3.4. «Идеальный человек» и поиски идеала
В работе «Невроз и человеческий рост» Карен Хорни утверждает, что в благоприятных обстоятельствах ребенок раскрывает, осуществляет заложенный в нем потенциал; если же условия препятствуют этому, ребенок так и не сможет удержать образ своего потенциального Я. У него формируется совсем иной образ – идеальное Я, заставляющее направлять всю жизненную энергию на его поддержание. Основное требование, предъявляемое невротиком к себе, – «не быть тем, кто я есть, быть лучшим, иным». Если потенциальное Я достижимо, то, как правило, в качестве идеального Я выбирается образец совсем уж нереалистический.
Юнг полагал, что опасности неблагоприятного развития (или остановки развития) есть на каждой стадии процесса индивидуации. И, как мы далее увидим, почти все эти опасности так или иначе связаны со сравнением с совершенными образцами. Сначала возникает опасность отождествления с Персоной: тот, кто отождествляется с ней, начинает стараться быть «совершенным», не может признать свои ошибки и слабости. Тень как препятствие к индивидуации заставляет человека прилагать «мерку совершенства» к другим, прибегать к проекциям отрицаемых качеств. Следующая ступень, встреча с Анимой или Анимусом, несет в себе опасность поглощения бессознательным материалом, и одна из этих опасностей – «раздувание эго», которое начинает претендовать на все совершенства и добродетели коллективной души. И, наконец, высвобождающаяся огромная энергия, когда индивид имеет дело с Анимой или Анимусом, может быть использована для укрепления эго (Юнг характеризовал это явление как развитие мана-личности (от «мана» – меланезийского названия магической энергии, истекающей от людей, предметов или сверхъестественных существ). Эго отождествляется со всезнающим и всемогущим архетипом мудрого старца, святого. «Индивидуумы, застрявшие на этой стадии, пытаются быть одновременно больше и меньше, чем они есть на самом деле: больше, потому что они начинают верить, что стали совершенными, святыми, чуть ли не богоподобными; меньше актуально, потому что они теряют связь со своей сущностной человечностью, не понимая, что нет совершенно мудрых, непогрешимых и безупречных» – поясняют мысль Юнга Дж. Фейдимен и Р. Фрейгер (1991, с. 98).

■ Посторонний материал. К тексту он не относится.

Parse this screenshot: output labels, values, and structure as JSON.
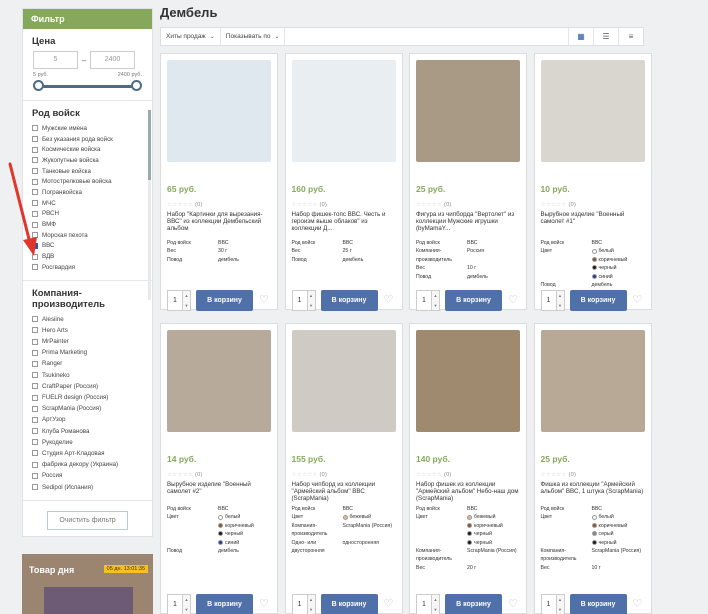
{
  "filter": {
    "header": "Фильтр",
    "price": {
      "title": "Цена",
      "min_placeholder": "5",
      "max_placeholder": "2400",
      "min_hint": "5 руб.",
      "max_hint": "2400 руб."
    },
    "troops": {
      "title": "Род войск",
      "items": [
        {
          "label": "Мужские имена",
          "checked": false
        },
        {
          "label": "Без указания рода войск",
          "checked": false
        },
        {
          "label": "Космические войска",
          "checked": false
        },
        {
          "label": "Жукопутные войска",
          "checked": false
        },
        {
          "label": "Танковые войска",
          "checked": false
        },
        {
          "label": "Мотострелковые войска",
          "checked": false
        },
        {
          "label": "Погранвойска",
          "checked": false
        },
        {
          "label": "МЧС",
          "checked": false
        },
        {
          "label": "РВСН",
          "checked": false
        },
        {
          "label": "ВМФ",
          "checked": false
        },
        {
          "label": "Морская пехота",
          "checked": false
        },
        {
          "label": "ВВС",
          "checked": true
        },
        {
          "label": "ВДВ",
          "checked": false
        },
        {
          "label": "Росгвардия",
          "checked": false
        }
      ]
    },
    "companies": {
      "title": "Компания-производитель",
      "items": [
        {
          "label": "Alesiine",
          "checked": false
        },
        {
          "label": "Hero Arts",
          "checked": false
        },
        {
          "label": "MrPainter",
          "checked": false
        },
        {
          "label": "Prima Marketing",
          "checked": false
        },
        {
          "label": "Ranger",
          "checked": false
        },
        {
          "label": "Tsukineko",
          "checked": false
        },
        {
          "label": "CraftPaper (Россия)",
          "checked": false
        },
        {
          "label": "FUELR design (Россия)",
          "checked": false
        },
        {
          "label": "ScrapMania (Россия)",
          "checked": false
        },
        {
          "label": "АртУзор",
          "checked": false
        },
        {
          "label": "Клуба Романова",
          "checked": false
        },
        {
          "label": "Рукоделие",
          "checked": false
        },
        {
          "label": "Студия Арт-Кладовая",
          "checked": false
        },
        {
          "label": "фабрика декору (Украина)",
          "checked": false
        },
        {
          "label": "Россия",
          "checked": false
        },
        {
          "label": "Sedipol (Испания)",
          "checked": false
        }
      ]
    },
    "clear_label": "Очистить фильтр"
  },
  "product_of_day": {
    "title": "Товар дня",
    "timer": "05 дн. 13:01:35"
  },
  "main": {
    "title": "Дембель",
    "sort_label": "Хиты продаж",
    "show_label": "Показывать по",
    "view_icons": [
      "grid-view-icon",
      "list-view-icon",
      "table-view-icon"
    ]
  },
  "ui": {
    "cart_label": "В корзину",
    "qty_default": "1",
    "stars": "☆☆☆☆☆",
    "reviews": "(0)"
  },
  "products": [
    {
      "price": "65 руб.",
      "name": "Набор \"Картинки для вырезания-ВВС\" из коллекции Дембельский альбом",
      "img": "#dfe7ef",
      "props": [
        [
          "Род войск",
          "ВВС"
        ],
        [
          "Вес",
          "30 г"
        ],
        [
          "Повод",
          "дембель"
        ]
      ]
    },
    {
      "price": "160 руб.",
      "name": "Набор фишек-топс ВВС. Честь и героизм выше облаков\" из коллекции Д...",
      "img": "#e8eef2",
      "props": [
        [
          "Род войск",
          "ВВС"
        ],
        [
          "Вес",
          "25 г"
        ],
        [
          "Повод",
          "дембель"
        ]
      ]
    },
    {
      "price": "25 руб.",
      "name": "Фигура из чипборда \"Вертолет\" из коллекции Мужские игрушки (byMamaY...",
      "img": "#a89a84",
      "props": [
        [
          "Род войск",
          "ВВС"
        ],
        [
          "Компания-производитель",
          "Россия"
        ],
        [
          "Вес",
          "10 г"
        ],
        [
          "Повод",
          "дембель"
        ]
      ]
    },
    {
      "price": "10 руб.",
      "name": "Вырубное изделие \"Военный самолет #1\"",
      "img": "#d9d6cf",
      "props": [
        [
          "Род войск",
          "ВВС"
        ],
        [
          "Цвет",
          "белый|коричневый|черный|синий"
        ],
        [
          "Повод",
          "дембель"
        ]
      ]
    },
    {
      "price": "14 руб.",
      "name": "Вырубное изделие \"Военный самолет #2\"",
      "img": "#b7aa9a",
      "props": [
        [
          "Род войск",
          "ВВС"
        ],
        [
          "Цвет",
          "белый|коричневый|черный|синий"
        ],
        [
          "Повод",
          "дембель"
        ]
      ]
    },
    {
      "price": "155 руб.",
      "name": "Набор чипборд из коллекции \"Армейский альбом\" ВВС (ScrapMania)",
      "img": "#cfcbc4",
      "props": [
        [
          "Род войск",
          "ВВС"
        ],
        [
          "Цвет",
          "бежевый"
        ],
        [
          "Компания-производитель",
          "ScrapMania (Россия)"
        ],
        [
          "Одно- или двусторонняя",
          "односторонняя"
        ]
      ]
    },
    {
      "price": "140 руб.",
      "name": "Набор фишек из коллекции \"Армейский альбом\" Небо-наш дом (ScrapMania)",
      "img": "#9f8a70",
      "props": [
        [
          "Род войск",
          "ВВС"
        ],
        [
          "Цвет",
          "бежевый|коричневый|черный|черный"
        ],
        [
          "Компания-производитель",
          "ScrapMania (Россия)"
        ],
        [
          "Вес",
          "20 г"
        ]
      ]
    },
    {
      "price": "25 руб.",
      "name": "Фишка из коллекции \"Армейский альбом\" ВВС, 1 штука (ScrapMania)",
      "img": "#b8a896",
      "props": [
        [
          "Род войск",
          "ВВС"
        ],
        [
          "Цвет",
          "белый|коричневый|серый|черный"
        ],
        [
          "Компания-производитель",
          "ScrapMania (Россия)"
        ],
        [
          "Вес",
          "10 г"
        ]
      ]
    }
  ],
  "colors": {
    "accent_green": "#86a85c",
    "button_blue": "#4f70a8",
    "annotation_red": "#e2352b"
  }
}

Еще одну грань выбора неадекватного образца для сравнения с собой отмечает Ф. Зимбардо: такой выбор, помимо очевидных страданий от сопоставления с идеалом красоты или таланта, ведет за собой утрату наслаждения от процесса самосовершенствования – поскольку все силы, все помыслы сосредоточены на идеальном результате (Зимбардо, 1991, с. 142). Этот идеал или образ отвлекает человека от его истинного, полнокровного бытия и обрекает на погоню за призраком. М. Эпштейн (1988) приводит как пример такого преследования идеала стендалевских Жюльена и Матильду, которые любят друг в друге образ, кажущийся каждому из них достойным любви. Но когда влюбленные сталкиваются с действительностью любимого человека, это приводит к разочарованию и даже взаимной ненависти.
Поиски идеального возлюбленного/возлюбленной являются нормативно одобряемыми в нашей культуре. В мужском варианте это скорее поиск, в женском – ожидание «прекрасного принца». Когда иронично, когда всерьез эта ситуация бесконечно обыгрывается в сюжетах массовой культуры. Изучавший женские стереотипы на выборке студенток филологического факультета МГУ в 70-е годы В.Ф. Петренко отмечает, что
… основной запрос девушек-филологинь к идеальному мужчине, будущему мужу или возлюбленному, сводился к тому, чтобы «он меня понимал». Фактически под этим запросом стоит следующее: чтобы он, идеальный, мудрый, сильный помог ей найти саму себя, выбрать тот личностный путь становления или выбрать ту модель женского поведения, которую она сама еще не знает. Чтобы среди возможных альтернатив он помог ей найти истинный путь, дао. Это запрос Галатеи к своему Пигмалиону (Петренко, 1997, с. 22–23).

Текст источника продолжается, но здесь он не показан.